Unos días después, al salir de la fábrica, María se lo encontró en la puerta. Mateo había preguntado dónde trabajaba aquella chiquilla y allí que se fue a esperarla. Empezaron a charlar y a conocerse. Mateo no tardó en ir a su casa para –«así se hacía entonces», apostilla ella– preguntarles a sus tíos si podía salir con María.
La boda fue en Antequera, porque de allí era la novia (Mateo nació en Jerez del Marquesado, Granada), pero regresaron a Barcelona y se instalaron en Manresa. A los 11 meses nació el primero de los cinco, Mateo, ahora guardia civil. «Yo no podía trabajar fuera con un niño tan pequeño y el sueldo no nos daba para el alquiler. Mi madre nos dijo que nos viniéramos a Málaga, que ella nos ayudaba», recuerda María.
Mudanza a Málaga
El crío se quedó en Antequera y ellos se instalaron de alquiler en un pequeño piso de, causalidades de la vida, la calle Cataluña, cerca de Eugenio Gross, en Málaga capital. Ella trabajó durante años en la cocina del bar Navarrete –tres vértebras aplastadas dan fe de sus años de briega– y él se empleó también en la hostelería, aunque después se metió a repartidor, de lo que se jubilaría años más tarde.

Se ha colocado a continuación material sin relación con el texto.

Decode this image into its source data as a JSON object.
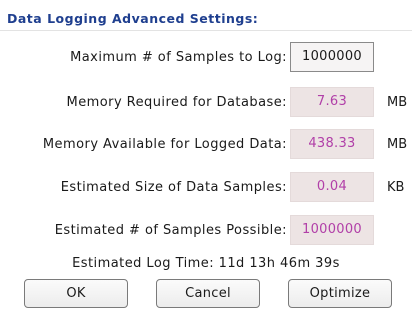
{
  "dialog": {
    "title": "Data Logging Advanced Settings:"
  },
  "rows": [
    {
      "label": "Maximum # of Samples to Log:",
      "value": "1000000",
      "editable": true,
      "unit": ""
    },
    {
      "label": "Memory Required for Database:",
      "value": "7.63",
      "editable": false,
      "unit": "MB"
    },
    {
      "label": "Memory Available for Logged Data:",
      "value": "438.33",
      "editable": false,
      "unit": "MB"
    },
    {
      "label": "Estimated Size of Data Samples:",
      "value": "0.04",
      "editable": false,
      "unit": "KB"
    },
    {
      "label": "Estimated # of Samples Possible:",
      "value": "1000000",
      "editable": false,
      "unit": ""
    }
  ],
  "status": {
    "log_time": "Estimated Log Time: 11d 13h 46m 39s"
  },
  "buttons": {
    "ok": "OK",
    "cancel": "Cancel",
    "optimize": "Optimize"
  },
  "colors": {
    "title": "#1f3f8f",
    "readonly_value": "#b13fa8",
    "readonly_bg": "#ede4e4"
  }
}
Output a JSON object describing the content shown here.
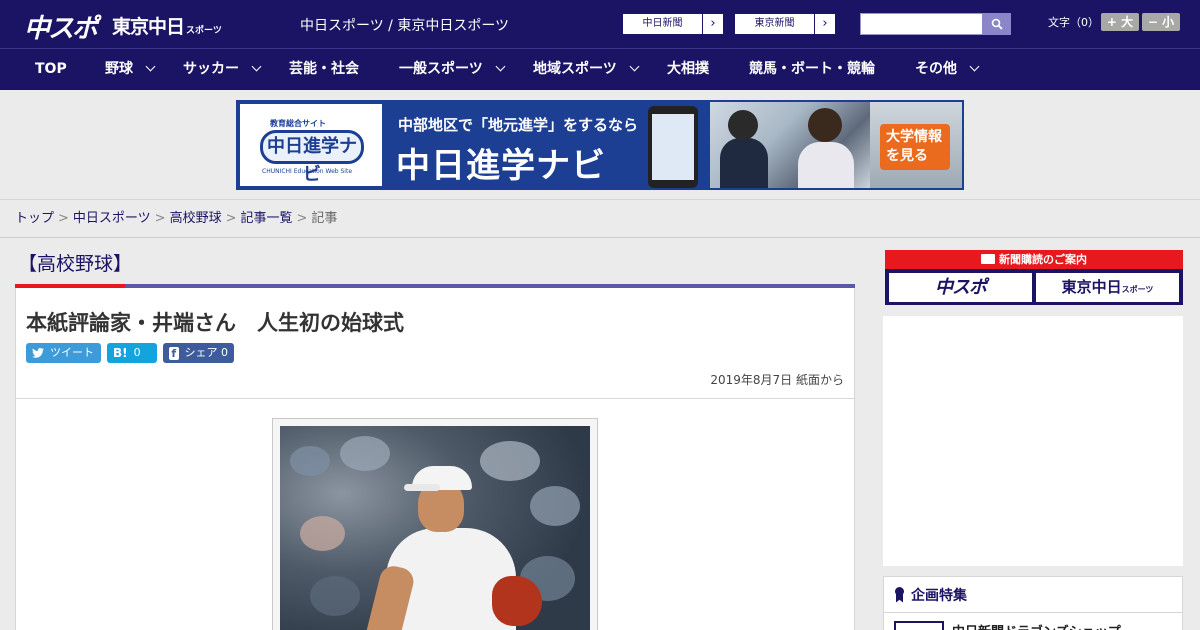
{
  "header": {
    "logo_chuspo": "中スポ",
    "logo_tokyo": "東京中日",
    "logo_tokyo_small": "スポーツ",
    "site_title": "中日スポーツ / 東京中日スポーツ",
    "paper_links": [
      {
        "label": "中日新聞",
        "arrow": "›"
      },
      {
        "label": "東京新聞",
        "arrow": "›"
      }
    ],
    "search": {
      "value": "",
      "icon": "search-icon"
    },
    "font_size_label": "文字（0）",
    "font_larger": "+ 大",
    "font_smaller": "− 小"
  },
  "nav": {
    "items": [
      {
        "label": "TOP",
        "has_menu": false
      },
      {
        "label": "野球",
        "has_menu": true
      },
      {
        "label": "サッカー",
        "has_menu": true
      },
      {
        "label": "芸能・社会",
        "has_menu": false
      },
      {
        "label": "一般スポーツ",
        "has_menu": true
      },
      {
        "label": "地域スポーツ",
        "has_menu": true
      },
      {
        "label": "大相撲",
        "has_menu": false
      },
      {
        "label": "競馬・ボート・競輪",
        "has_menu": false
      },
      {
        "label": "その他",
        "has_menu": true
      }
    ]
  },
  "banner": {
    "logo_sub": "教育総合サイト",
    "logo_main": "中日進学ナビ",
    "logo_en": "CHUNICHI Education Web Site",
    "headline": "中部地区で「地元進学」をするなら",
    "title": "中日進学ナビ",
    "cta": "大学情報を見る"
  },
  "breadcrumb": {
    "items": [
      "トップ",
      "中日スポーツ",
      "高校野球",
      "記事一覧"
    ],
    "current": "記事",
    "separator": ">"
  },
  "article": {
    "category": "【高校野球】",
    "title": "本紙評論家・井端さん　人生初の始球式",
    "share": {
      "tweet_label": "ツイート",
      "hatena_icon": "B!",
      "hatena_count": "0",
      "fb_icon": "f",
      "share_label": "シェア",
      "share_count": "0"
    },
    "date": "2019年8月7日 紙面から"
  },
  "sidebar": {
    "subscribe_title": "新聞購読のご案内",
    "subscribe_logo_1": "中スポ",
    "subscribe_logo_2": "東京中日",
    "subscribe_logo_2_small": "スポーツ",
    "feature_title": "企画特集",
    "feature_item": "中日新聞ドラゴンズショップ"
  },
  "colors": {
    "navy": "#1b1464",
    "red": "#e8191e",
    "twitter": "#3c9bd8",
    "hatena": "#13a3dd",
    "facebook": "#3e5b9c",
    "cta_orange": "#ea6a1e"
  }
}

En aquel tiempo, Palma-Palmilla no tenía, ni de lejos, su configuración actual. Los bloques altos del barrio estaban en construcción y la adjudicación de las viviendas se realizó por sorteo –otra paradoja cruel– entre las familias numerosas y con pocos recursos. Ganaron, si es que ahora se puede considerar así.
Por aquel entonces ya eran cinco (José María y Mari Carmen nacieron en el piso de la calle Cataluña). Pagaron 44.000 pesetas de la época (264 euros) por la entrada y les dieron las llaves del 10º C del número 5 de la calle Ebro. «No recuerdo el año, pero sé que, cuando murió Franco (20 de noviembre de 1975), nosotros estábamos haciendo la mudanza».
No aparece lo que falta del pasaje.